Says Campbell, “The next release, as I understand it, is going to be one of my favorite things, which is live at the Fillmore. We did like a month at the Fillmore West back in ’97, and we played different sets every night and we had guest artists like John Lee Hooker, Roger McGuinn and Bo Diddley. I’ve heard some of it, and it’s really the band just being spontaneous and having a lot of fun and not doing a set of hits per se, but a set of things that changed from night to night that we would think of on the spot.” It was memorable enough that the idea became an intermittent go-to in their later career; “we did the Beacon in New York four or five days, and then we did the Fonda here (in L.A.) and the Vic in Chicago, which were the same kind of approach — different sets every night in a smaller venue, ad a lot of playing from the hip. I guess eventually if those hold up, those will come out too. But the first one, and I think probably the best one, that captured us at our peak, would be the Fillmore stuff.” He expects that to come out next year.

Campbell is not picky when it comes to rating the Heartbreakers’ studio projects. Of this “Angel Dream” revamp, he says, “I like all the things we do. I’m fine with everything that says Tom Petty and Heartbreakers on it,” he laughs. “I think the fans probably like having stuff with the Heartbreakers that’s not all polished up and trying to be hit singles. It’s just us having fun in the studio, and working outside of our normal mode, it being a soundtrack and all. But I don’t have a feeling about it other than just: Here’s another record. I hope you like it. This is us being us. Maybe it’s not at the top of the list of our albums because it was a kind of a one-off project for a movie, but now, by revisiting it, maybe people will find it that never heard it before, or they can re-appreciate it for what it was. And I think he would have liked bringing this out again in a new format and sharing it with everybody.”

Campbell is busy with his new band, the Dirty Knobs. “We did one (debut) record last year and we were all ready to tour, and then all hell broke loose so we pushed it back. We’re going to go out in March and do all those dates that were already booked. And then we’re just finishing up our second album, which is phenomenal. We’ll have two albums out by the time we tour, so we’ll have lots of material to pick from. It’s smaller venues obviously, but we are doing some opening dates in a few bigger places with Chris Stapleton. You know, we’re starting at the bottom and gonna work our way back. But I really believe in this band. It’s not the Heartbreakers — it’s a little more rock and boogie, and a little wilder maybe than the Heartbreakers on some level. But the songs are good, and it’s where my heart is right now. I don’t want to look back. I want to look forward.”

As for the archival releases, Campbell cuts to the chase: “Truthfully, if Tom was still here, we wouldn’t be doing this. We’d be doing new songs, new records. And since he’s not, this is what we have to work with. And we’re going to try to honor his integrity going forward with all the stuff that hasn’t come out yet and honor the fans that want to hear that stuff, and not put out anything that I don’t think Tom would have liked.
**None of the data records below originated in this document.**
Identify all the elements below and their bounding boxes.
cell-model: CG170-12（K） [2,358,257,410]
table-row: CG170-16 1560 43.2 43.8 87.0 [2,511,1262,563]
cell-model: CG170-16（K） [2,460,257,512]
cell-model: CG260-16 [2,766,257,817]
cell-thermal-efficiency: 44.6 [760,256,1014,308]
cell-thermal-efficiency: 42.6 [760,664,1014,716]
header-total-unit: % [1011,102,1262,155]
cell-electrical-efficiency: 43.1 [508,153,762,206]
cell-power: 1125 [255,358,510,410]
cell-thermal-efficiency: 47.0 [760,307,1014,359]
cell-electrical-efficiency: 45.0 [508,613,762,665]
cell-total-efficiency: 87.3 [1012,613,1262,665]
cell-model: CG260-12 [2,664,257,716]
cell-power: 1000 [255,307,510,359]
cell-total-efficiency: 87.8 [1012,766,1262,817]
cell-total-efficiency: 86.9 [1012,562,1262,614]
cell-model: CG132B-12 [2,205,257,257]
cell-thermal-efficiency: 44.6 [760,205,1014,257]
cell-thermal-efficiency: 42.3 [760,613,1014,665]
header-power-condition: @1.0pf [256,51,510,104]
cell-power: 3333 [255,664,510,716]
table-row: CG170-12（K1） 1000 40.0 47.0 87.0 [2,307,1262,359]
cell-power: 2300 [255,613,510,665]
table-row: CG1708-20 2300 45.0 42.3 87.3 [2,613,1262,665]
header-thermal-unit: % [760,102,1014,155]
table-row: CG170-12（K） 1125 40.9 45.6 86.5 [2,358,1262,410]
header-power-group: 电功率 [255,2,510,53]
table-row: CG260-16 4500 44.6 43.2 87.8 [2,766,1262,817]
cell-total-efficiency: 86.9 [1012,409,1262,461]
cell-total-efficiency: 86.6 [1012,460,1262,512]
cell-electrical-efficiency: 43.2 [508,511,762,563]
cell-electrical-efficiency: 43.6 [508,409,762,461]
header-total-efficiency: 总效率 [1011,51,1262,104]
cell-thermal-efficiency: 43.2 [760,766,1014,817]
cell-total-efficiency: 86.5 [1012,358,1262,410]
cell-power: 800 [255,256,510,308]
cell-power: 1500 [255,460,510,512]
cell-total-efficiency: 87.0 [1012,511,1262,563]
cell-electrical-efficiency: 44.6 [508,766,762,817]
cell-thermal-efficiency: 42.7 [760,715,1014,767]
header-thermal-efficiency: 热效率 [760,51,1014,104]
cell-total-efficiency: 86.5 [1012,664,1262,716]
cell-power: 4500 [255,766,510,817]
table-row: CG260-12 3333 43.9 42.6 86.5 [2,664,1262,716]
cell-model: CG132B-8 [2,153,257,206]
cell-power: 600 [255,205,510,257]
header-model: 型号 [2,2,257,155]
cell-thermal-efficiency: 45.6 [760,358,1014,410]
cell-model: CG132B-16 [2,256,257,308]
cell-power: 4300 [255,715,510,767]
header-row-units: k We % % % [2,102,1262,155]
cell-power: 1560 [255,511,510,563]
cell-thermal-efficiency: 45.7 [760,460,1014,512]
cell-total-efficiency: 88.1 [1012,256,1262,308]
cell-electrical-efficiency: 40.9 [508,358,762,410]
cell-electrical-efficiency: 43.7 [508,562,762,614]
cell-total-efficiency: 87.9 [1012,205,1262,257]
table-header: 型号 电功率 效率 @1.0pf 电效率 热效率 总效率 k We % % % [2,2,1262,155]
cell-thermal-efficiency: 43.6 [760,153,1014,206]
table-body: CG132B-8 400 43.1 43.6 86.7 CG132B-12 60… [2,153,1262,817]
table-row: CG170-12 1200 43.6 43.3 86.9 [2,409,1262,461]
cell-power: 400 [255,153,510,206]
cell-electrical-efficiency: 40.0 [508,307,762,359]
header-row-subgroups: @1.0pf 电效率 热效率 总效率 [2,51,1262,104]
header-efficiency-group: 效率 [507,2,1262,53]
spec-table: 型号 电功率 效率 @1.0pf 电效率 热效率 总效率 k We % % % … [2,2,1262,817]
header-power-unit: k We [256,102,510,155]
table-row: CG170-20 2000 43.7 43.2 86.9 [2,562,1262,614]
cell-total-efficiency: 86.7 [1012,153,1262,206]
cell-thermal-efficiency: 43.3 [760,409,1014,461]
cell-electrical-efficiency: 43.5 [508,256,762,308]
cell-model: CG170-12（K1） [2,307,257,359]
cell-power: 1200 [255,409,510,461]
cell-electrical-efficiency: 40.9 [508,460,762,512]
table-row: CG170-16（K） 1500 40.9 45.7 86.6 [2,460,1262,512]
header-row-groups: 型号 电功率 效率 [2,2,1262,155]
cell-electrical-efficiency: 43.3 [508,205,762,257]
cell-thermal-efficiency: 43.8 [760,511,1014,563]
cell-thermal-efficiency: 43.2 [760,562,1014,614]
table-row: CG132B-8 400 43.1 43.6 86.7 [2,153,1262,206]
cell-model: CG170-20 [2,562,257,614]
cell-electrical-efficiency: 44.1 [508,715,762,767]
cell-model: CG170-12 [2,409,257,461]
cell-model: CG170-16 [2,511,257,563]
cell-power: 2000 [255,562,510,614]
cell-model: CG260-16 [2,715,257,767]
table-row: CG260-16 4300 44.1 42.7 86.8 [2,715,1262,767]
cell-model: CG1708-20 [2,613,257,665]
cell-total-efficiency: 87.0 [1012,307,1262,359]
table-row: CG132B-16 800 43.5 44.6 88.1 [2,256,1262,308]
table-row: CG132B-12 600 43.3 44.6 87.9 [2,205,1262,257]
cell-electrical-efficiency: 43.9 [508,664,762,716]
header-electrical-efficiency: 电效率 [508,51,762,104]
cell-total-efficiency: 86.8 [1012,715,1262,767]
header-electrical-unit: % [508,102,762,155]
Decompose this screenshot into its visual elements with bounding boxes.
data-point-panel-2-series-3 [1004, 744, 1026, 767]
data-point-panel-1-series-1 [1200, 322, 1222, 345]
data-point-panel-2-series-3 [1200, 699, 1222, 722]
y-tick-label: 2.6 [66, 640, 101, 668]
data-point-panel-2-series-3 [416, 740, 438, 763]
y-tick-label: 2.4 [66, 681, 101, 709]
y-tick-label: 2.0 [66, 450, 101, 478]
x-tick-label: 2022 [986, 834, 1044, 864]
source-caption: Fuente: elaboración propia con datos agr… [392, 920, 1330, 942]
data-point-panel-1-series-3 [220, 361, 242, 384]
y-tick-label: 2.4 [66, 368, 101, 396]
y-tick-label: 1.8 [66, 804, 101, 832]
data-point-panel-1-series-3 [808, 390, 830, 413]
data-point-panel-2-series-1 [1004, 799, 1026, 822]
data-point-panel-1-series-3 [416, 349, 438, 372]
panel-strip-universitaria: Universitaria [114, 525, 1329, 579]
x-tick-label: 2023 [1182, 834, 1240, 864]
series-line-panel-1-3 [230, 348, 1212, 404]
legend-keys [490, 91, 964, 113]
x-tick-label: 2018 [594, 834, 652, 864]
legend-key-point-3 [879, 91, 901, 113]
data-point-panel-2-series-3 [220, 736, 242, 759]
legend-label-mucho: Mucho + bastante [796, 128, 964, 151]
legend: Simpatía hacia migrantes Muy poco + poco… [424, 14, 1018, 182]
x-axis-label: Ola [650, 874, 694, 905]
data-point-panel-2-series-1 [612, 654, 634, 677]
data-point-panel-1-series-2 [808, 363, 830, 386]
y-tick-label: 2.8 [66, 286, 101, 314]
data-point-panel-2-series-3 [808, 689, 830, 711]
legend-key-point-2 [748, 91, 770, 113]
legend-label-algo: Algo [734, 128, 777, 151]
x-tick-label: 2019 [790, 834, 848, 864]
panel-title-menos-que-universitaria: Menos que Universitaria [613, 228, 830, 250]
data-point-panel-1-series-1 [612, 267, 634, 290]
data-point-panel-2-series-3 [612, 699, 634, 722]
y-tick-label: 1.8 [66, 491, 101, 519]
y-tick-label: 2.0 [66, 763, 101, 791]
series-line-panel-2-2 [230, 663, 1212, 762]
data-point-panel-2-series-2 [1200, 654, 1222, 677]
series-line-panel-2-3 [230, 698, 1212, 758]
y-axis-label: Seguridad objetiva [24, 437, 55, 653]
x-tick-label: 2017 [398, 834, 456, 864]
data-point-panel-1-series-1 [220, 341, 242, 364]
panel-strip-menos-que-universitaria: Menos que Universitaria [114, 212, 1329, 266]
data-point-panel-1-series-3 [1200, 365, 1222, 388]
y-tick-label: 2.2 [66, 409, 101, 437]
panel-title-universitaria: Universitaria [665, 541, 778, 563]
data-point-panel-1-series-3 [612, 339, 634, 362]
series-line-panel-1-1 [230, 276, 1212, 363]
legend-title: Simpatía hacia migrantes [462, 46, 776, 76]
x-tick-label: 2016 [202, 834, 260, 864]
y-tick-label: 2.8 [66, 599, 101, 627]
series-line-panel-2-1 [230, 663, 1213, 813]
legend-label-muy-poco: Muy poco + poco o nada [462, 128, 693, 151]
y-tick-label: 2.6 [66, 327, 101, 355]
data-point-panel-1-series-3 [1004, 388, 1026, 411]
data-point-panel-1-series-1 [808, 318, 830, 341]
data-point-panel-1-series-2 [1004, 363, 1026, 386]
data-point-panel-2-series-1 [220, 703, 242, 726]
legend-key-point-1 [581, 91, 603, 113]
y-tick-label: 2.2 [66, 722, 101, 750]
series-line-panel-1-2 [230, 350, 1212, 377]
“I leave it a lot to Ryan. To be honest, it’s kind of hard to sit there and hear Tom on the speakers. Emotionally, still, I’m not comfortable that much with going back and remembering him and he’s not here anymore. And I really trust Ryan sonically. He’ll put the stuff together and usually by the time he plays it for me, I’ll go, ‘Yeah, that’s great.’ I keep an eye on this stuff, but a lot of it’s looking back…”

Campbell’s still deeply pleased these projects are coming out — he just can’t quite indulge in them with the same happy detachment that fans can. “But the fans are feeling it too,” he says. “We all miss him, and this is a way to keep his memory alive, so that’s always a good thing.”